Board Report · Architecture Plan

DUKA Software Architecture: Instagram Order to Delivered Product

DUKA should be built as a parallel event-driven operations app that tracks every state from customer DM to successful delivery.

Instagram DMAI Order CaptureM-Pesa PaymentRider DispatchDelivery + Reporting
Architecture Thesis

Build a Parallel Operations App

  • Instagram/WhatsApp stay as acquisition and conversation channels.
  • DUKA becomes the source of truth for orders, payments, dispatch, and delivery.
  • This enables reliable reconciliation, analytics, and automation.
Feasibility Verdict

Implementable in Stages

  • Required rails exist today: Meta APIs, Daraja, and rider ecosystems.
  • Main challenge is robust edge-case handling and reliability engineering.
  • Phased rollout is the safest route.
Operating Principle

Human-Assisted First, Full Automation Later

  • Launch with fallback controls and operator takeover.
  • Automate stable workflows first, then expand.
  • Use real pilot data to tune AI and dispatch rules.

Reference Workflow (Instagram DM to Product Delivery)

  1. Customer sends DM; Channel Gateway receives webhook.
  2. Conversation Service extracts intent, items, address, and contact.
  3. Order Service creates order as PENDING_PAYMENT and reserves inventory.
  4. Payment Service initiates M-Pesa STK push.
  5. M-Pesa callback is reconciled; order marked PAID.
  6. Dispatch Service assigns rider and sends pickup/dropoff details.
  7. Rider updates status (PICKED_UP, IN_TRANSIT, DELIVERED).
  8. Dashboard, alerts, and end-of-day reports update automatically.
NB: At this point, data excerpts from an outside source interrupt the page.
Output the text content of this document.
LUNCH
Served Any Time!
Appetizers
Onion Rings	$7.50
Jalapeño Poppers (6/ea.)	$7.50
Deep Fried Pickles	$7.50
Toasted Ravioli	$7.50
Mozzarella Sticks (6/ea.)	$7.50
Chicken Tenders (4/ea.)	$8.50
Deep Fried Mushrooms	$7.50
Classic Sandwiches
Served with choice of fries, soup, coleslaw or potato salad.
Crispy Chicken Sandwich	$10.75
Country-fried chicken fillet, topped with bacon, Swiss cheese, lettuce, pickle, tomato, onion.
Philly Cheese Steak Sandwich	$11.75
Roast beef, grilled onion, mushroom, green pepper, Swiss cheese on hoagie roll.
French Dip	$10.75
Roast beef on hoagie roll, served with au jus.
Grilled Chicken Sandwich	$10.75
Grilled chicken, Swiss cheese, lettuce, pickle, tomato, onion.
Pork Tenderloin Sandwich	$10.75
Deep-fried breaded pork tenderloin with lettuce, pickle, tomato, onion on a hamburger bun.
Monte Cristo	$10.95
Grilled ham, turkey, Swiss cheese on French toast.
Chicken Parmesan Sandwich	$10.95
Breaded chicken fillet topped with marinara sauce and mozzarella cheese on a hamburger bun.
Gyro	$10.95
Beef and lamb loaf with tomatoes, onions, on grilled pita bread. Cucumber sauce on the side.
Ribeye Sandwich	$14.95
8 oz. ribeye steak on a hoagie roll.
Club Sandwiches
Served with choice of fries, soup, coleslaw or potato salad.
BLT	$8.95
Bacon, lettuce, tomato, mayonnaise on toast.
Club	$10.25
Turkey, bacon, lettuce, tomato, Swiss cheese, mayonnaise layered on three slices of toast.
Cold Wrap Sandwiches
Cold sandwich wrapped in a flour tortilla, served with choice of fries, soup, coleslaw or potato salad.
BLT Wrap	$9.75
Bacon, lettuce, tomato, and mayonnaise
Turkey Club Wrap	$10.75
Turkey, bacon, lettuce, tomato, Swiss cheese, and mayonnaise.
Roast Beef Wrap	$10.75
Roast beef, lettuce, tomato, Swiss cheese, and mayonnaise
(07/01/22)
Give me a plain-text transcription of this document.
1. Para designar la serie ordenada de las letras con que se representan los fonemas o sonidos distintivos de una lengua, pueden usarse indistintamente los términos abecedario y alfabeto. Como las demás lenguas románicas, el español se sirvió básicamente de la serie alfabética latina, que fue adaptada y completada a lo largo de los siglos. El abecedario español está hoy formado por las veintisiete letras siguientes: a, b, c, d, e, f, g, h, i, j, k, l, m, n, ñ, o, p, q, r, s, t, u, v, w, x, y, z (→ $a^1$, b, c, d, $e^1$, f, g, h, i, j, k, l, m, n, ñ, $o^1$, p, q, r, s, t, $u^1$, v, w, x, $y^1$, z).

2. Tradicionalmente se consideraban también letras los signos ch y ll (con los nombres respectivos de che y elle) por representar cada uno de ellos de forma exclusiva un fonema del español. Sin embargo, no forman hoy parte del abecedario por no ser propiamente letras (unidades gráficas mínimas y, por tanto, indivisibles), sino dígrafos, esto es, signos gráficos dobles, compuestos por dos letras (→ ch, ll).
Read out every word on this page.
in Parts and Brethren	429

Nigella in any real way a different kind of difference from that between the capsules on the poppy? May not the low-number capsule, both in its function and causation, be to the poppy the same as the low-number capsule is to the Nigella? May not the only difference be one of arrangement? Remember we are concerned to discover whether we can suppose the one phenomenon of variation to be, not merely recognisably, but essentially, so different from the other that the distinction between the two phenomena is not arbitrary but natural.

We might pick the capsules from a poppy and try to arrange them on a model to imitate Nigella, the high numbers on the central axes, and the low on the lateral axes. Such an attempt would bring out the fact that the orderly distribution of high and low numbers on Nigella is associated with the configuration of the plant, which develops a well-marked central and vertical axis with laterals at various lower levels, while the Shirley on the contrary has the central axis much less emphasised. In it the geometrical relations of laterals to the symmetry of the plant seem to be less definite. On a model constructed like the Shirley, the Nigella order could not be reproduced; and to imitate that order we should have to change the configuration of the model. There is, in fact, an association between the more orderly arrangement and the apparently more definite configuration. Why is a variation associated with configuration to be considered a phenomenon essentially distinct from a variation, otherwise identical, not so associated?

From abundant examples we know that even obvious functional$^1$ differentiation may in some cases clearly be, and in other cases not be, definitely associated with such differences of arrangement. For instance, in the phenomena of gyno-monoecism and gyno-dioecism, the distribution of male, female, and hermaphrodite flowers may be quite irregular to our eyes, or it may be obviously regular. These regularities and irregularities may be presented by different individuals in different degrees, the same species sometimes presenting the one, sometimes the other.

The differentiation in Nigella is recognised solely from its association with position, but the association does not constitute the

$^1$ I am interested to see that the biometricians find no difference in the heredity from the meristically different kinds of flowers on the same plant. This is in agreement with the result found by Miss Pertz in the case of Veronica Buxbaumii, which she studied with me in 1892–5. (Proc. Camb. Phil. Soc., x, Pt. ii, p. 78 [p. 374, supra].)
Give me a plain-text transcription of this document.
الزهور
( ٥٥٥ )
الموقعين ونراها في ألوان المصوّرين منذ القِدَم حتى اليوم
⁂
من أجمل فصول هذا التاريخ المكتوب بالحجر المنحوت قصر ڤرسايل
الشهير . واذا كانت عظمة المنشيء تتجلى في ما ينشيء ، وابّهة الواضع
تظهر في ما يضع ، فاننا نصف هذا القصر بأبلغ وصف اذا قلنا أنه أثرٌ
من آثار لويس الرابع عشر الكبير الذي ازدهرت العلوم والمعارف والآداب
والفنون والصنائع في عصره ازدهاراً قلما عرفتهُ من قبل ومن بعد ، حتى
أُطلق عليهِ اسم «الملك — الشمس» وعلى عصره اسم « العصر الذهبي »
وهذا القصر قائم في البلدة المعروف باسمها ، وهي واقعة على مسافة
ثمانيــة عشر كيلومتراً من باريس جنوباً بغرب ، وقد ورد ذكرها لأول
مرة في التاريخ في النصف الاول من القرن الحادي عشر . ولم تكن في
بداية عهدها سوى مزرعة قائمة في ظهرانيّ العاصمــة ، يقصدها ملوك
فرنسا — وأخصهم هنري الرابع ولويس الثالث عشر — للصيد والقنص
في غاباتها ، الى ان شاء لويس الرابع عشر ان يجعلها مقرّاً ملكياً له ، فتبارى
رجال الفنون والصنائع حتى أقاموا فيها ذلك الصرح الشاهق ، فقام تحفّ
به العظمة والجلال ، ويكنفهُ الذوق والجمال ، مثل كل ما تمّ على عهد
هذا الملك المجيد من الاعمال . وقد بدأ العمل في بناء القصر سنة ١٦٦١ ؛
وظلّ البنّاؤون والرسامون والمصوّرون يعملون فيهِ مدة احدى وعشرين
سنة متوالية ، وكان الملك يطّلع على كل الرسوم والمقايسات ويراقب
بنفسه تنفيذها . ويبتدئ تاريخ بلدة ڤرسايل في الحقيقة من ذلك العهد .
End-to-End Journey Diagram

Customer Journey and System Flow
External Actors DUKA Core Platform Outputs Customer (Instagram DM) M-Pesa (STK + Callback) Rider / Logistics Partner 1) Channel Gateway (Webhook Intake) 2) Conversation + AI Parsing 3) Order Service (PENDING_PAYMENT) 4) Payment + Reconciliation 5) Dispatch Service (Assign Rider) 6) Event Log + Analytics + Alerts Merchant Dashboard (Order/Payment/Delivery) Customer Notifications (Paid, Dispatched, Delivered) End-of-Day Reports (Revenue, SLA, Exceptions)
Presentation note: DUKA runs as the system-of-record parallel app while Instagram and M-Pesa act as external channels/rails.

Implementation Option A - Fastest to Market (Recommended)

What to Build First
  • WhatsApp/Instagram intake + structured order extraction.
  • M-Pesa STK push + callback confirmation pipeline.
  • Operations dashboard for paid/unpaid and delivery status.
  • Manual-assisted rider assignment.
Why This Works
  • Lowest integration friction while proving willingness to pay.
  • Reduces engineering risk from day one.
  • Creates real transaction data for future automation.

Implementation Option B - Full Automation from Day One

Approach
  • Omnichannel orchestration immediately.
  • Automated rider allocation and ETA logic.
  • Real-time inventory, reconciliation, and analytics stack.
Trade-Off
  • High upfront complexity and slower time-to-revenue.
  • Harder debugging due to tightly coupled failures.
  • Best only with larger team and funding runway.

Build Decision: Parallel App vs Channel-Only

Recommended

Parallel DUKA App

  • Single source of truth across channels and providers.
  • Supports reconciliation, exception queues, and SLA control.
  • Scales into analytics and automation cleanly.
Not Recommended

Channel-Only Operations

  • No durable state history and weak operational visibility.
  • Manual reconciliation burden remains high.
  • Poor scalability and difficult debugging.

Phased Rollout Plan

  • Phase 1 (Weeks 1-8): intake + payment + dashboard + manual-assisted dispatch for pilot merchants.
  • Phase 2 (Weeks 9-16): auto reconciliation, inventory automation, dispatch rules, exception queue.
  • Phase 3 (Weeks 17-28): AI tuning, SLA alerts, multi-merchant hardening, advanced reporting.
30 min

Target merchant onboarding time.

<2%

Target payment-order mismatch after tuning.

95%+

Target order acknowledgement within 1 minute.

Execution Risks and Mitigation

Key Risks
  • API policy/rate limit changes.
  • AI errors in multilingual conversations.
  • Payment edge cases and delayed callbacks.
  • Rider quality inconsistency.
Mitigation Plan
  • Channel abstraction + fallback paths.
  • Confidence thresholds + human takeover.
  • Idempotent webhooks + exception queue.
  • SLA timers, proof-of-delivery, rider scorecards.
Final recommendation: build DUKA as a parallel event-driven operations app, start with Option A, and expand toward full automation after reliability and retention targets are met.